In order to test the difference between the computing performance and the resource occupation situation of a CPU when a task is executed in a Docker and a task is executed in a Host (Host), the computing performance of the CPU is tested by using a Linpack testing tool on a Xilinx UltraScale + MPSoC ZCU102 platform and taking a floating point computing peak value as an evaluation index, and the Nginx service is subjected to pressure test by using Apache benchmark and the resource occupation situation is monitored by using Nmon.
(1) Linpack test
Assuming that the number of floating-point operations of the CPU per clock cycle is 1, the theoretical CPU floating-point operation peak value is 1.2GHz × 1 × 4 cores — 4.8 gfops.
The Linkpack test result is shown in table 1, where Max represents the actual CPU floating point calculation peak obtained by the test, and the maximum efficiency is defined as the ratio of Max to the theoretical CPU floating point calculation peak.

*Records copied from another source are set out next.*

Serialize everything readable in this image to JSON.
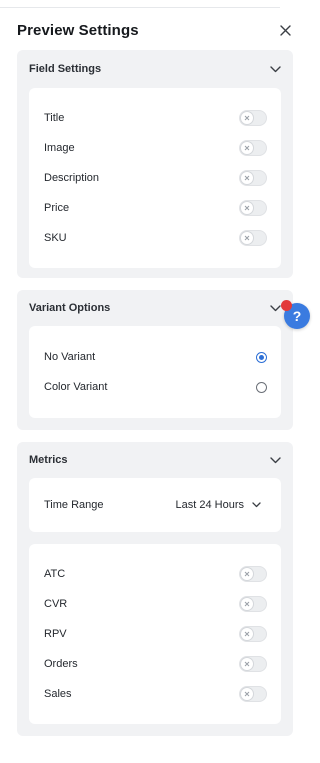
{
  "header": {
    "title": "Preview Settings",
    "close_icon": "close-icon"
  },
  "field_settings": {
    "title": "Field Settings",
    "items": [
      {
        "label": "Title",
        "enabled": false
      },
      {
        "label": "Image",
        "enabled": false
      },
      {
        "label": "Description",
        "enabled": false
      },
      {
        "label": "Price",
        "enabled": false
      },
      {
        "label": "SKU",
        "enabled": false
      }
    ]
  },
  "variant_options": {
    "title": "Variant Options",
    "options": [
      {
        "label": "No Variant",
        "selected": true
      },
      {
        "label": "Color Variant",
        "selected": false
      }
    ]
  },
  "metrics": {
    "title": "Metrics",
    "time_range_label": "Time Range",
    "time_range_value": "Last 24 Hours",
    "items": [
      {
        "label": "ATC",
        "enabled": false
      },
      {
        "label": "CVR",
        "enabled": false
      },
      {
        "label": "RPV",
        "enabled": false
      },
      {
        "label": "Orders",
        "enabled": false
      },
      {
        "label": "Sales",
        "enabled": false
      }
    ]
  },
  "help": {
    "glyph": "?",
    "icon": "help-icon"
  },
  "colors": {
    "accent": "#3a7be0",
    "radio": "#2d6fd6",
    "notification": "#e23a3a",
    "section_bg": "#f1f2f4"
  }
}
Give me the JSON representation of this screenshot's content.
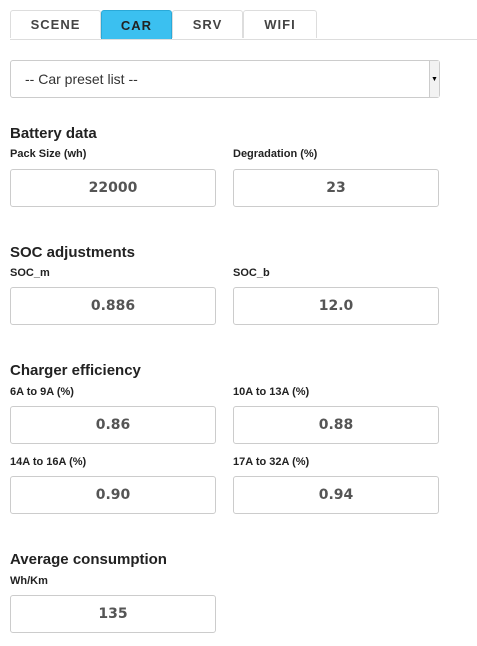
{
  "tabs": [
    {
      "label": "SCENE",
      "active": false
    },
    {
      "label": "CAR",
      "active": true
    },
    {
      "label": "SRV",
      "active": false
    },
    {
      "label": "WIFI",
      "active": false
    }
  ],
  "preset_select": {
    "value": "-- Car preset list --"
  },
  "battery": {
    "title": "Battery data",
    "pack_size": {
      "label": "Pack Size (wh)",
      "value": "22000"
    },
    "degradation": {
      "label": "Degradation (%)",
      "value": "23"
    }
  },
  "soc": {
    "title": "SOC adjustments",
    "soc_m": {
      "label": "SOC_m",
      "value": "0.886"
    },
    "soc_b": {
      "label": "SOC_b",
      "value": "12.0"
    }
  },
  "charger": {
    "title": "Charger efficiency",
    "eff_6_9": {
      "label": "6A to 9A (%)",
      "value": "0.86"
    },
    "eff_10_13": {
      "label": "10A to 13A (%)",
      "value": "0.88"
    },
    "eff_14_16": {
      "label": "14A to 16A (%)",
      "value": "0.90"
    },
    "eff_17_32": {
      "label": "17A to 32A (%)",
      "value": "0.94"
    }
  },
  "consumption": {
    "title": "Average consumption",
    "wh_km": {
      "label": "Wh/Km",
      "value": "135"
    }
  },
  "colors": {
    "active_tab": "#3bc0f0",
    "border": "#cccccc"
  }
}
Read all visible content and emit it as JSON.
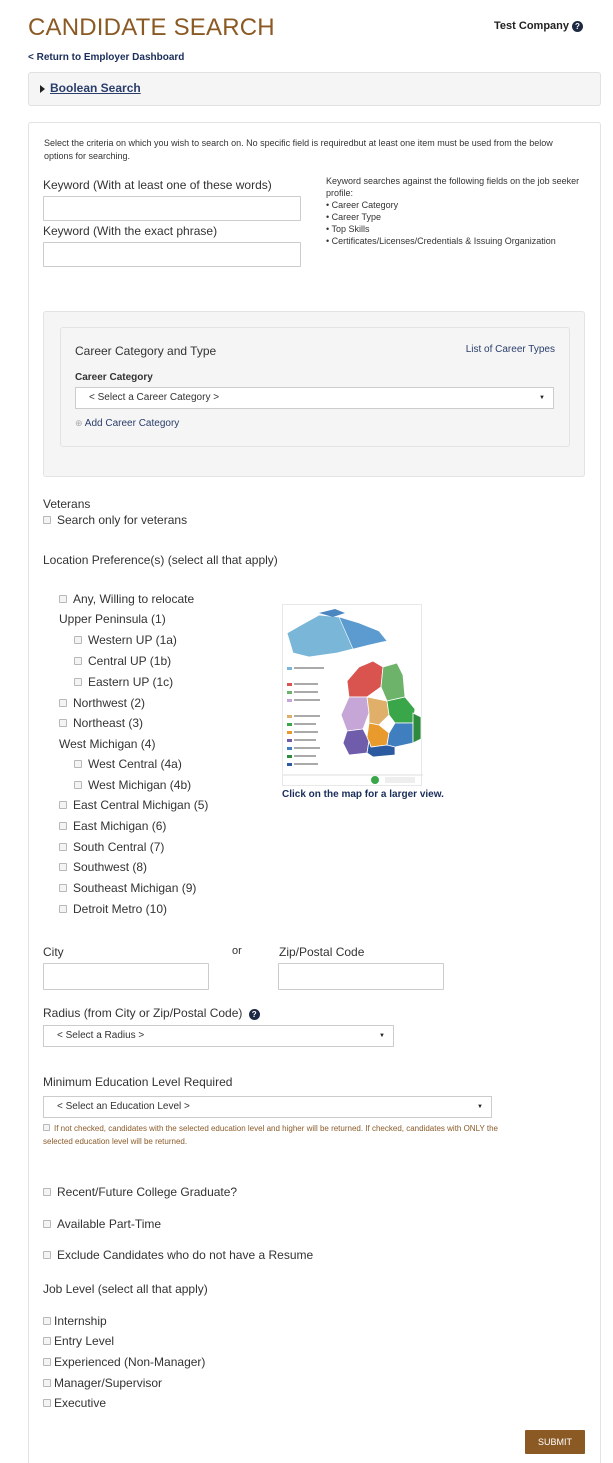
{
  "header": {
    "title": "CANDIDATE SEARCH",
    "company": "Test Company",
    "return_link": "< Return to Employer Dashboard",
    "boolean_search": "Boolean Search"
  },
  "instructions": "Select the criteria on which you wish to search on. No specific field is requiredbut at least one item must be used from the below options for searching.",
  "keyword": {
    "any_label": "Keyword (With at least one of these words)",
    "any_value": "",
    "exact_label": "Keyword (With the exact phrase)",
    "exact_value": "",
    "help_intro": "Keyword searches against the following fields on the job seeker profile:",
    "help_fields": [
      "• Career Category",
      "• Career Type",
      "• Top Skills",
      "• Certificates/Licenses/Credentials & Issuing Organization"
    ]
  },
  "career": {
    "heading": "Career Category and Type",
    "list_link": "List of Career Types",
    "category_label": "Career Category",
    "category_selected": "< Select a Career Category >",
    "add_link": "Add Career Category"
  },
  "veterans": {
    "heading": "Veterans",
    "option": "Search only for veterans"
  },
  "location": {
    "heading": "Location Preference(s) (select all that apply)",
    "items": {
      "any": "Any, Willing to relocate",
      "upper": "Upper Peninsula (1)",
      "western_up": "Western UP (1a)",
      "central_up": "Central UP (1b)",
      "eastern_up": "Eastern UP (1c)",
      "northwest": "Northwest (2)",
      "northeast": "Northeast (3)",
      "west_michigan": "West Michigan (4)",
      "west_central": "West Central (4a)",
      "west_michigan_b": "West Michigan (4b)",
      "east_central": "East Central Michigan (5)",
      "east_michigan": "East Michigan (6)",
      "south_central": "South Central (7)",
      "southwest": "Southwest (8)",
      "southeast": "Southeast Michigan (9)",
      "detroit": "Detroit Metro (10)"
    },
    "map_caption": "Click on the map for a larger view."
  },
  "city": {
    "label": "City",
    "or": "or",
    "zip_label": "Zip/Postal Code",
    "city_value": "",
    "zip_value": ""
  },
  "radius": {
    "label": "Radius (from City or Zip/Postal Code)",
    "selected": "< Select a Radius >"
  },
  "education": {
    "label": "Minimum Education Level Required",
    "selected": "< Select an Education Level >",
    "note": "If not checked, candidates with the selected education level and higher will be returned. If checked, candidates with ONLY the selected education level will be returned."
  },
  "options": {
    "graduate": "Recent/Future College Graduate?",
    "part_time": "Available Part-Time",
    "exclude_no_resume": "Exclude Candidates who do not have a Resume"
  },
  "job_level": {
    "heading": "Job Level (select all that apply)",
    "items": [
      "Internship",
      "Entry Level",
      "Experienced (Non-Manager)",
      "Manager/Supervisor",
      "Executive"
    ]
  },
  "submit_label": "SUBMIT",
  "colors": {
    "brand": "#8b5a24",
    "link": "#2a3d6b"
  }
}
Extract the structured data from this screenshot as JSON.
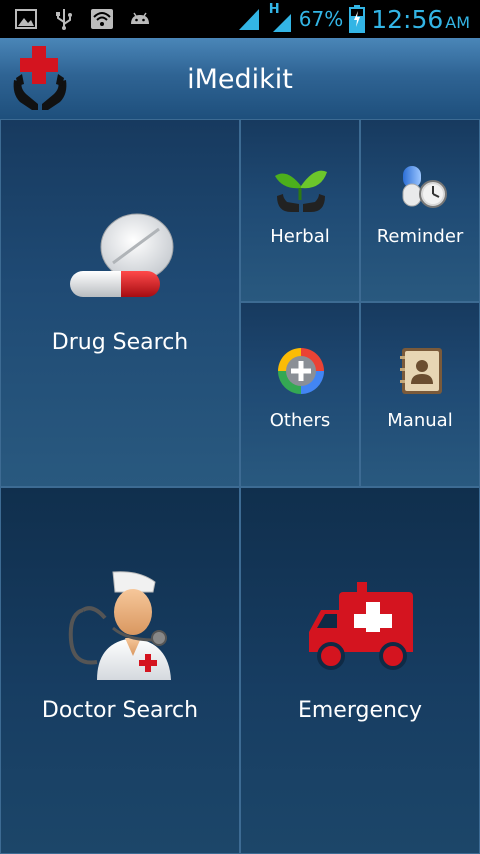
{
  "status_bar": {
    "battery_percent": "67%",
    "time": "12:56",
    "ampm": "AM",
    "network_type": "H",
    "icons": [
      "image-icon",
      "usb-icon",
      "wifi-icon",
      "android-icon",
      "signal-icon",
      "signal-h-icon",
      "battery-charging-icon"
    ]
  },
  "header": {
    "title": "iMedikit",
    "logo_icon": "medical-hands-icon"
  },
  "tiles": {
    "drug_search": "Drug Search",
    "herbal": "Herbal",
    "reminder": "Reminder",
    "others": "Others",
    "manual": "Manual",
    "doctor_search": "Doctor Search",
    "emergency": "Emergency"
  },
  "colors": {
    "status_accent": "#33b5e5",
    "header_top": "#4a86b8",
    "tile_bg": "#1f4a74",
    "medical_red": "#d4141f"
  }
}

TABLE 1 comparison of maximum efficiency of CPU floating point calculation peaks in Host and Docker
Max(Gflops) | Maximum efficiency (Max/theoretical peak) | |
Host | 4.065e-01 | 8.47% |
Docker(Alpine) | 5.6567e-01 | 11.78% |
As can be seen in table 1, there is no significant loss of performance in docker compared to Host.
(2) Apache benchmark test
Remote access pressure tests are respectively carried out on the Nginx services in Host and Docker, and the monitoring results are shown in Table 2. Wherein, CPU (usr% + sys%) represents the occupation ratio of the user space to the kernel space CPU, and CPU-WAvg represents the weighted average occupation ratio of the CPU.
Table 2 comparison of CPU resource occupation in Host and Docker
CPU(usr%+sys%) | CPU-WAvg | |
Host | 25%+70% | 17.6% |
Docker | 20%+50% | 11.0% |
As can be seen in table 2, compared to Host, the weighted average occupancy of the CPU in Docker is reduced by 6.6%, i.e., the resource occupancy in Docker is less.
By combining the two tests, compared with the Host, the method has the advantages that the calculation performance is not obviously reduced in the Docker environment, and the resource occupation is effectively reduced. In addition, the containerization technology is utilized to improve the deployment efficiency of tasks and reduce the complexity of operation and maintenance.
It should be noted that the embodiments of the present invention can be realized by hardware, software, or a combination of software and hardware. The hardware portion may be implemented using dedicated logic; the software portions may be stored in a memory and executed by a suitable instruction execution system, such as a microprocessor or specially designed hardware. Those skilled in the art will appreciate that the apparatus and methods described above may be implemented using computer executable instructions and/or embodied in processor control code, such code being provided on a carrier medium such as a disk, CD-or DVD-ROM, programmable memory such as read only memory (firmware), or a data carrier such as an optical or electronic signal carrier, for example. The apparatus and its modules of the present invention may be implemented by hardware circuits such as very large scale integrated circuits or gate arrays, semiconductors such as logic chips, transistors, or programmable hardware devices such as field programmable gate arrays, programmable logic devices, etc., or by software executed by various types of processors, or by a combination of hardware circuits and software, e.g., firmware.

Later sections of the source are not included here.